Now that Republicans have tabled legislative efforts to repeal and replace the Affordable Care Act—at least temporarily—the focus has shifted to one man: Tom Price.

Price, the new Department of Health and Human Services Secretary, was meant to be in charge of implementing a new healthcare policy overhaul crafted by Congress. Instead, he is faced with the task of administering the various aspects of a law he opposes.

"Tom Price is the kind of guy that you hire if you want to uproot the Affordable Care Act,” Nicholas Bagley, a University of Michigan law professor who specializes in regulatory law, told Talking Points Memo. “He’s not the guy you want if you want to make it work."

In an interview with FierceHealthcare before the GOP decided to pull the American Healthcare Act, Polsinelli Senior Policy Adviser Julius Hobson predicted that if the bill doesn’t pass, the Trump administration would “try to strangle [the ACA] to death administratively."

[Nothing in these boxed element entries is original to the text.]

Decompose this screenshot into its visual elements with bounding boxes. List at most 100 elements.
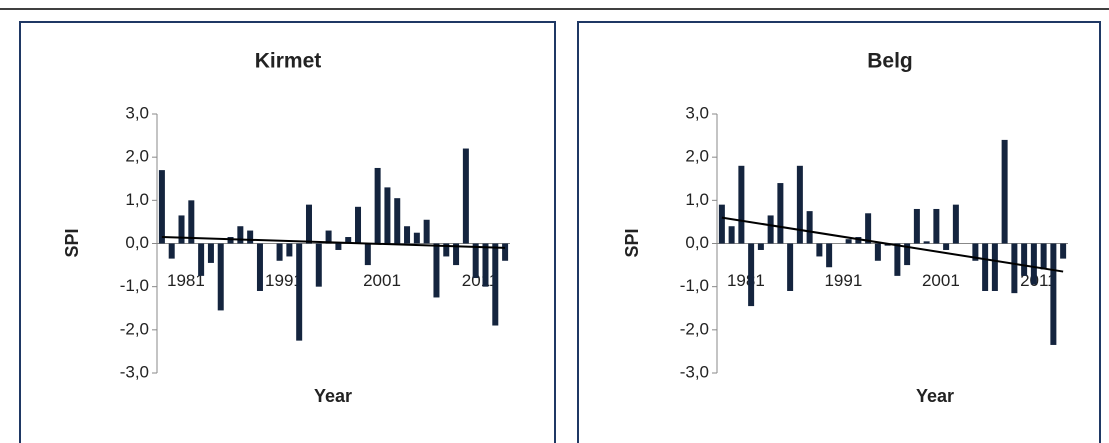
bar [787,243,794,291]
bar [364,243,371,266]
bar [433,243,440,298]
bar [462,148,469,244]
bar [315,243,322,287]
bar [777,183,784,244]
x-tick-label: 2001 [363,271,401,290]
bar [952,204,959,244]
bar [1050,243,1057,345]
y-tick-label: 2,0 [685,147,709,166]
x-axis-label: Year [314,386,352,406]
bar [1060,243,1067,259]
y-tick-label: 1,0 [685,190,709,209]
bar [982,243,989,291]
bar [305,204,312,244]
x-tick-label: 2011 [462,271,499,290]
bar [247,230,254,244]
bar [1040,243,1047,270]
x-tick-label: 1991 [265,271,303,290]
bar [826,243,833,268]
bar [384,187,391,244]
y-tick-label: -2,0 [680,319,709,338]
y-tick-label: -2,0 [120,319,149,338]
y-tick-label: -1,0 [680,276,709,295]
trend-line [721,216,1064,273]
bar [748,243,755,307]
bar [158,170,165,244]
bar [355,206,362,244]
bar [207,243,214,263]
bar [296,243,303,341]
bar [237,226,244,244]
x-tick-label: 1991 [824,271,862,290]
bar [874,243,881,261]
bar [855,237,862,244]
bar [904,243,911,266]
trend-line [161,236,506,249]
bar [453,243,460,266]
y-tick-label: 0,0 [685,233,709,252]
y-tick-label: 2,0 [125,147,149,166]
bar [394,198,401,244]
bar [757,243,764,250]
y-tick-label: -3,0 [120,362,149,381]
bar [178,215,185,244]
bar [198,243,205,276]
bar [1001,139,1008,244]
bar [806,211,813,244]
bar [738,165,745,244]
bar [492,243,499,326]
y-axis-label: SPI [62,228,82,257]
bar [923,241,930,244]
bar [767,215,774,244]
panel [577,21,1101,443]
x-tick-label: 2001 [922,271,960,290]
bar [991,243,998,291]
x-tick-label: 1981 [167,271,205,290]
bar [894,243,901,276]
bar [1021,243,1028,276]
y-tick-label: 0,0 [125,233,149,252]
x-tick-label: 2011 [1020,271,1057,290]
bar [845,239,852,244]
x-tick-label: 1981 [727,271,765,290]
bar [227,237,234,244]
bar [816,243,823,257]
bar [168,243,175,259]
bar [865,213,872,244]
bar [374,167,381,244]
bar [325,230,332,244]
chart-title: Belg [867,50,913,73]
bar [482,243,489,287]
bar [443,243,450,257]
bar [286,243,293,257]
y-tick-label: 3,0 [125,103,149,122]
bar [256,243,263,291]
bar [972,243,979,261]
bar [335,243,342,250]
bar [933,208,940,244]
bar [217,243,224,311]
bar [718,204,725,244]
bar [943,243,950,250]
y-tick-label: -1,0 [120,276,149,295]
bar [728,226,735,244]
bar [1011,243,1018,294]
bar [345,237,352,244]
bar [404,226,411,244]
chart-title: Kirmet [255,50,322,73]
bar [423,219,430,244]
y-tick-label: 1,0 [125,190,149,209]
bar [276,243,283,261]
bar [913,208,920,244]
y-axis-label: SPI [622,228,642,257]
bar [1030,243,1037,285]
bar [472,243,479,279]
bar [796,165,803,244]
x-axis-label: Year [916,386,954,406]
panel [19,21,556,443]
bar [502,243,509,261]
bar [413,232,420,244]
y-tick-label: 3,0 [685,103,709,122]
bar [188,200,195,244]
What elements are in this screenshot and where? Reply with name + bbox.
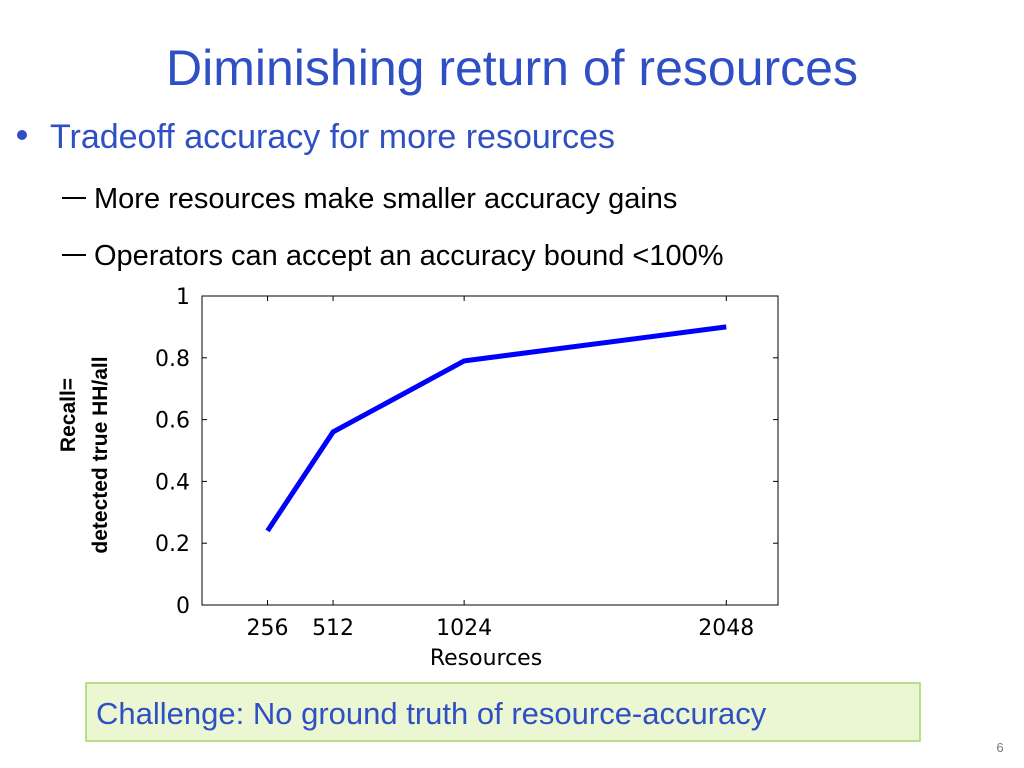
- chart: Resources Recall= detected true HH/all 0…: [57, 285, 779, 671]
- sub-bullet: More resources make smaller accuracy gai…: [94, 183, 677, 215]
- sub-bullet: Operators can accept an accuracy bound <…: [94, 240, 724, 272]
- y-tick-label: 0: [176, 594, 190, 619]
- callout: Challenge: No ground truth of resource-a…: [96, 696, 767, 731]
- y-tick-label: 0.4: [155, 470, 190, 495]
- y-axis-label: detected true HH/all: [89, 356, 112, 553]
- x-tick-label: 2048: [698, 616, 754, 641]
- bullet: Tradeoff accuracy for more resources: [50, 118, 615, 156]
- x-axis-label: Resources: [430, 646, 542, 671]
- bullet-dot: [17, 130, 27, 140]
- data-line: [265, 324, 727, 533]
- plot-frame: [201, 295, 779, 606]
- x-tick-label: 1024: [436, 616, 492, 641]
- slide-title: Diminishing return of resources: [166, 40, 858, 96]
- y-tick-label: 1: [176, 285, 190, 310]
- x-tick-label: 512: [312, 616, 354, 641]
- callout-box: [85, 682, 921, 742]
- page-number: 6: [996, 740, 1003, 755]
- y-tick-label: 0.6: [155, 409, 190, 434]
- y-tick-label: 0.2: [155, 532, 190, 557]
- y-tick-label: 0.8: [155, 347, 190, 372]
- y-axis-label: Recall=: [57, 378, 80, 452]
- x-tick-label: 256: [247, 616, 289, 641]
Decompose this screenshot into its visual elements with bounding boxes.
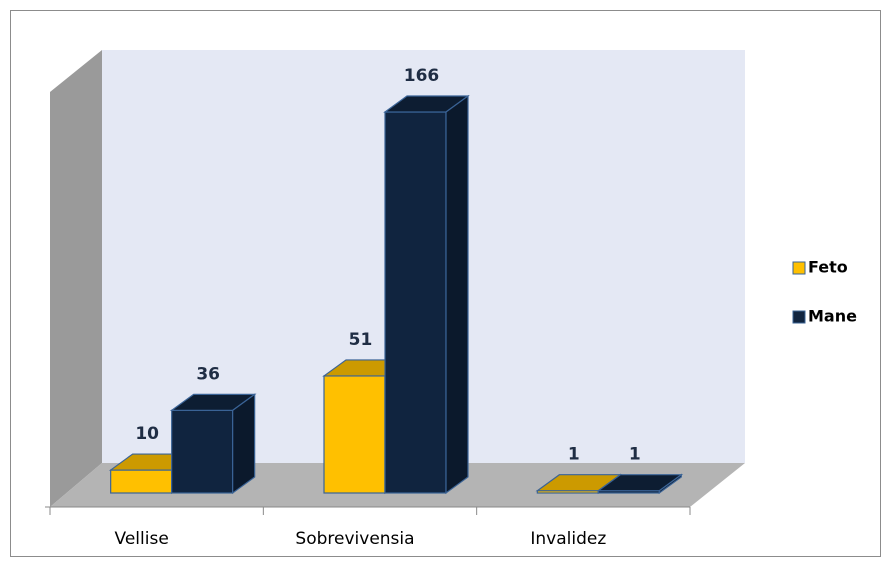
data-label: 10 [135, 424, 159, 444]
data-label: 36 [196, 364, 220, 384]
bar [110, 469, 173, 494]
data-label: 1 [629, 445, 641, 465]
x-tick-label: Vellise [115, 529, 169, 549]
legend-label: Feto [808, 258, 848, 277]
x-tick-label: Sobrevivensia [295, 529, 414, 549]
bar [384, 111, 447, 494]
data-label: 166 [404, 66, 440, 86]
bar [323, 375, 386, 494]
legend-swatch [792, 310, 806, 324]
bar [171, 409, 234, 494]
data-label: 1 [568, 445, 580, 465]
legend-swatch [792, 261, 806, 275]
bar-side [445, 94, 469, 495]
legend-label: Mane [808, 307, 857, 326]
side-wall [50, 50, 102, 507]
bar-side [232, 393, 256, 495]
bar-side [658, 473, 682, 495]
x-tick-label: Invalidez [530, 529, 606, 549]
data-label: 51 [349, 330, 373, 350]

For example, Price has the authority to loosen the definition of which services are included in essential health benefits—though he can’t eliminate that part of the ACA entirely, The Hill noted.

And because the Trump administration can now decide the fate of House Republicans’ lawsuit challenging the legality of the cost-sharing reduction program, Price could choose to stop those payments to insurers—a move that would greatly destabilize the ACA marketplaces.

Already, the Trump administration has moved to halt open enrollment advertising—a decision that the HHS Office of Inspector General is investigating—and issued an executive order that directs agencies to lessen the “burden” imposed by the ACA.

Yet Tom Scully, who led the Centers for Medicare & Medicaid Services under former President George W. Bush, told The Hill that he doesn’t think Price is likely to intentionally tank the healthcare law so much as put a “conservative spin on it.” 

In fact, the Price-controlled HHS has issued a proposed rule aimed at stabilizing the individual marketplaces that draws upon some suggestions from insurance companies, such as shortening open enrollment periods.